Wednesday, September 14, 2005

Irreplaceable

I guess it speaks to my misanthropic tendencies to admit that the closest I've come to crying in the (I'm drawing a blank trying to come up with a less over-used word than "wake", "aftermath", or "devastation") of Katrina is in reading about the loss of decades of research data and thousands of laboratory animals. I realize of course that everything they were working on can be restarted, although some of the studies involved covered decades, and that the people lost can't be restarted as easily. Maybe I can appreciate data loss more because I'm closer to information than I am to people, or maybe it's just that the loss is easier for me to wrap my mind around than the human cost.

I've tried to refrain from joining in the pundit-party surrounding this Kat 5 deal, but one more of us isn't going to hurt. I'm getting tired of hearing about how long the response of FEMA took, because frankly it's just a smokescreen preventing people from asking the hard questions. Yes, the federal help could have come faster; yes, red tape prevents numerous obvious things from being done; yes, FEMA is run by people who are even less qualified to lead than the Bush administration itself; naturally the gross incompetence and terrifying inefficiency that characterizes practically everything the Department of Homeland Security stands for was laid naked for even the most obtuse observers to see. However, in my humble (yeah, right) opinion, none of these things are central to the problem at hand.

What I'm angry about is not the timeliness or organization of the reaction; it's the total lack of foresight at all levels of government for what happened to New Orleans. Everyone had access to the obvious information that (1) the city was below sea level and sinking, (2) the levee system was not designed to handle greater than a moderate hurricane-level storm surge, (3) the only evacuation routes from the city were likely to be severely disrupted, and (4) in the best case evacuation scenario, thousands of people would, for a variety of good and dubious reasons, fail to get out of harm's way. The problem was that few people in power (and I use the term loosely here, as the distribution of discretionary authority in this country is one of the Constitutional and bureaucratic quirks we live with) acted proactively on this information.

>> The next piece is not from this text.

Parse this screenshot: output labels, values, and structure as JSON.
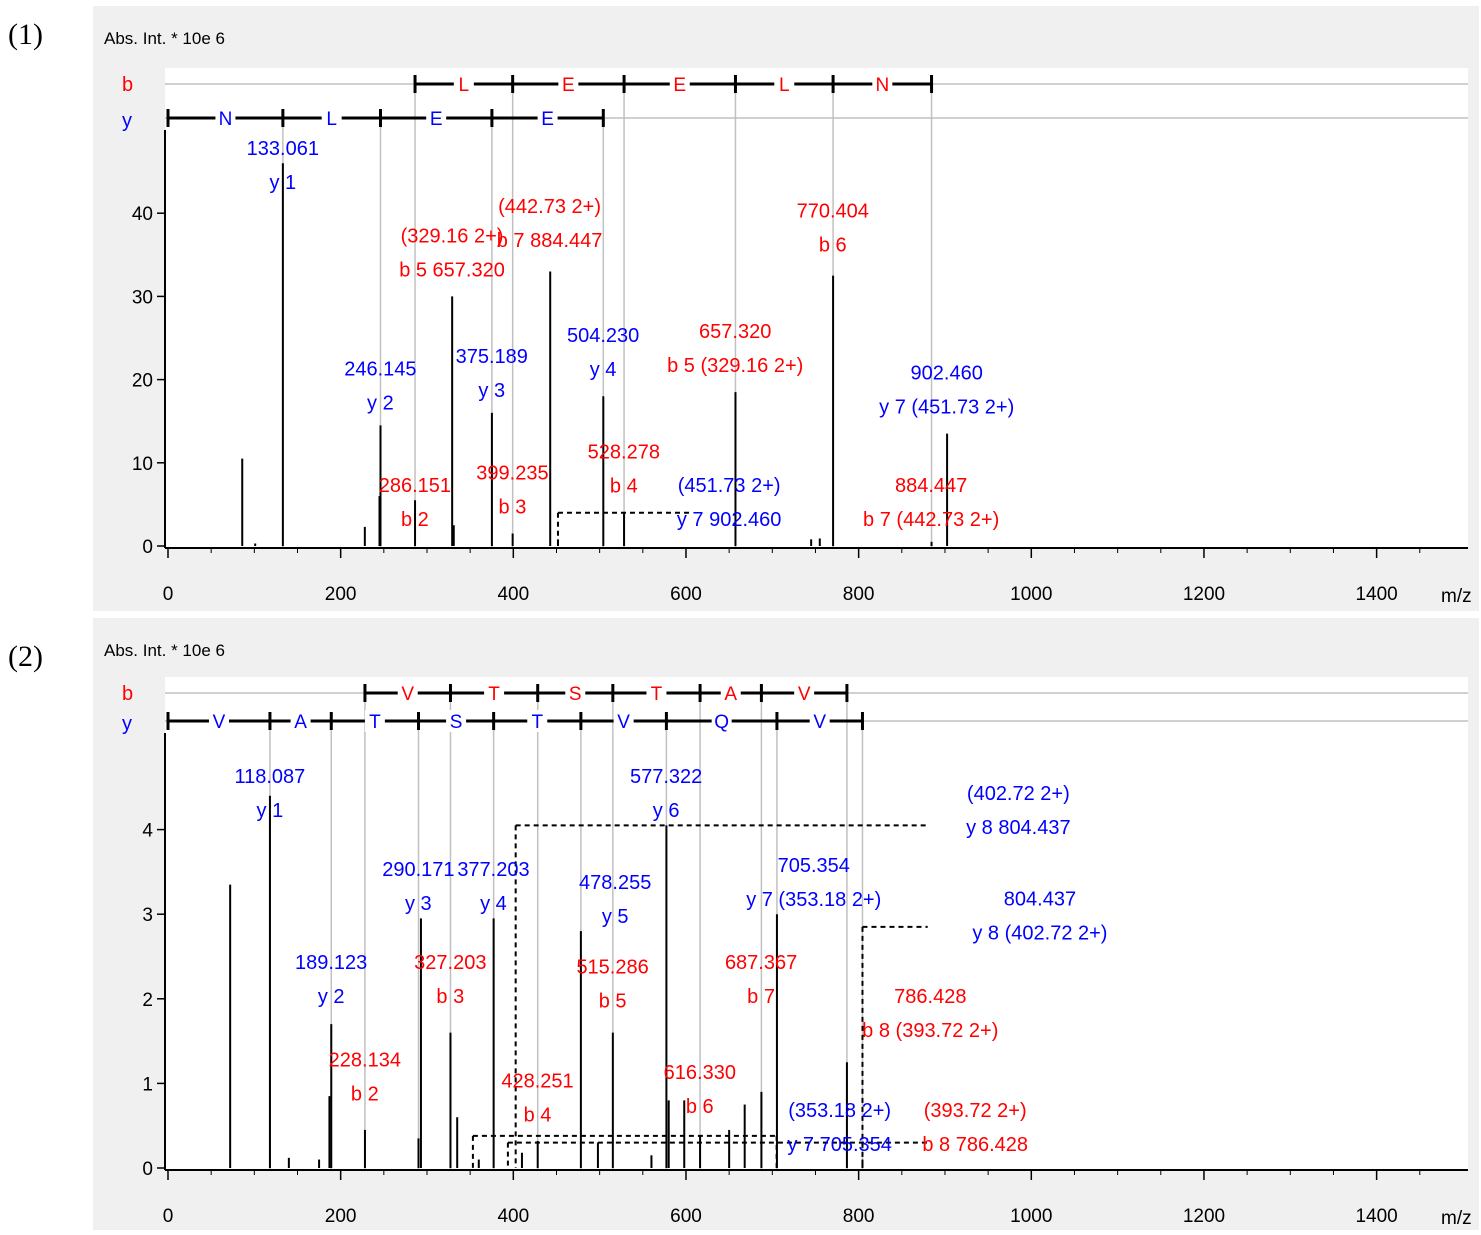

Granted, before 9/11, the general public was blissfully unaware of the vulnerability of our urban centers and the fragility of our infrastructure. Now, after sacrificing billions of dollars, and priceless Constitutional liberties, we're no better off than we were before. If we can't handle one little storm with 72 hours' advanced notice, imagine what would've happened if some Al Qaeda operative had invested a couple of thousand dollars in pipe bombs and set it off at the bases of one of the levees. It's not a pleasant picture, but after the last couple of weeks, it's one we can at least begin to fathom.

Of course, they wouldn't stop at just one city's worth. It would much more likely be a simultaneous attack in six or eight places, each calculated to cripple the first responders' ability to respond first. It's taken us two weeks to get a handle on this (local) crisis, using every possible response mechanism from all over the country. Imagine if a series of attacks of this (moderate) scale were coupled with explosions on a few critical interstate cloverleaves, knocking out Atlanta, Chicago, Houston, Los Angeles, etc. If you think the Katrina response was a debacle, you'd best think again.

I'm not even going to bother pointing out that if anything even quasi-atomic had gotten loose, we'd have the problem of quarantining a city of half a million people. If everyone is irradiated, there's no herding them into stadiums or sheltering them in other parts of the country. We would've had to station armed guards everywhere to shoot all Cajuns on sight. I'm wondering what the trillions of dollars spent on Cold War preparedness bought us in terms of our ability to clean up a real mess.